Ricoeur then tries to build a bridge between the discourse of love and the prose of justice - joining the hymn and the formal rule. He found this in Jesus and His teachings. In the Sermon on the Mount in Matthew's gospel and the Sermon on the Plain in Luke's gospel, we have a dramatic contrast between the logic of humanity - the "logic of equality and equivalent" and the logic of God - the "logic of superabundance". Jesus' logic of excess, of disproprtionality, of superabundance and generosity, is made plain in both Sermons.
Love your enemies
Jesus calls forth an extreme response in us by builidng a pattern of commandments that challenges our human logic of equivalence and proportionality.
Ricoeur identifies the same logic of superabundance in Jesus Christ himself: he is the divine excess of generosity, the abundant free gift, the "how much more of God". The clash between the logic of equivalence and the logic of superabundance is on the level of the dialetic of life and death, redemption and fall. On the side of the logic of equivalence - sin, law and death. On the side of the logic of superabundance - justification, grace and life.
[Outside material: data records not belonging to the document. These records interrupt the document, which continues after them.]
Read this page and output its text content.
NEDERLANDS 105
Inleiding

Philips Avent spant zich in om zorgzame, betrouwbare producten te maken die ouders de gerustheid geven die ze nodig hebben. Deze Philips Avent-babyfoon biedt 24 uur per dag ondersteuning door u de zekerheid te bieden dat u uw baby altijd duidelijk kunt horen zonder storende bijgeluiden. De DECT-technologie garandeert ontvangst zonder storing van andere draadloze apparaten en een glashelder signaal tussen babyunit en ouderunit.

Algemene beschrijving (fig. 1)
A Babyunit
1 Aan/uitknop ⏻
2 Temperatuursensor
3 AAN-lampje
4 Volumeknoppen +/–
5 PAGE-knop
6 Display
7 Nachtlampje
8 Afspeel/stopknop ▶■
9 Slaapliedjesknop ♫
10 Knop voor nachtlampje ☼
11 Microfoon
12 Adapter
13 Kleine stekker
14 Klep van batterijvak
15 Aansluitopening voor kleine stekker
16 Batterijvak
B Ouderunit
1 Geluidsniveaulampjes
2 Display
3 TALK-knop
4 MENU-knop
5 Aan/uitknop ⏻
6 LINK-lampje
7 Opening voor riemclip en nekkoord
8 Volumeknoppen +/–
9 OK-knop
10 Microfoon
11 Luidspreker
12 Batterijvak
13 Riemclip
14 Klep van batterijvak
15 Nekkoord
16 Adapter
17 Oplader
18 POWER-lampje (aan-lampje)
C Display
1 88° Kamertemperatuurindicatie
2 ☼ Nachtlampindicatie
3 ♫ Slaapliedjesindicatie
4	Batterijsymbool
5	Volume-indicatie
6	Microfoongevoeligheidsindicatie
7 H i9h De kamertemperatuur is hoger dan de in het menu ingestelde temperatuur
However, it is likely that Jesus did not intend to show that love and justice are irreconcible, but rather with the logic of love, he intends to shed a new inflection on the rule of justice. It interprets justice in terms of generosity. Applied in our society, it is to avoid descending into immorality, to uphold social justice. It is only the logic of Love, disproportionality and superabundance, that ultimately secures justice, and the logic of equivalence, from perverse interpretation. The rule of justice then has the potential to be reflected as a recognition of mutual interdependence, or a competitive attempt to secure private advantage within the security of an accepted framework. Thus, Ricouer suggests that our institutions of justice need to always be guarded by the poetics of love - this includes accounting.
Accounting cannot be satisfied only with the logic of equivalence. At present, accounting is not only satisifed with this logic, but it is its guardian. We must be careful with the perversion of this logic. Our modern capitalist society seems to be founded on the logic of "free" and "fair" exchange - again the logic of equivalence - but behind the semblance of market equivalencies is a perverse reality of coercion, force and covert constraint. The market makes exchanges seem equal when in reality, they are unequal and exploitative.
Ricoeur reminds us that the law of exchange and equivalence is not eternal. Before this existed the economy of the gift: men and women compete to be generous.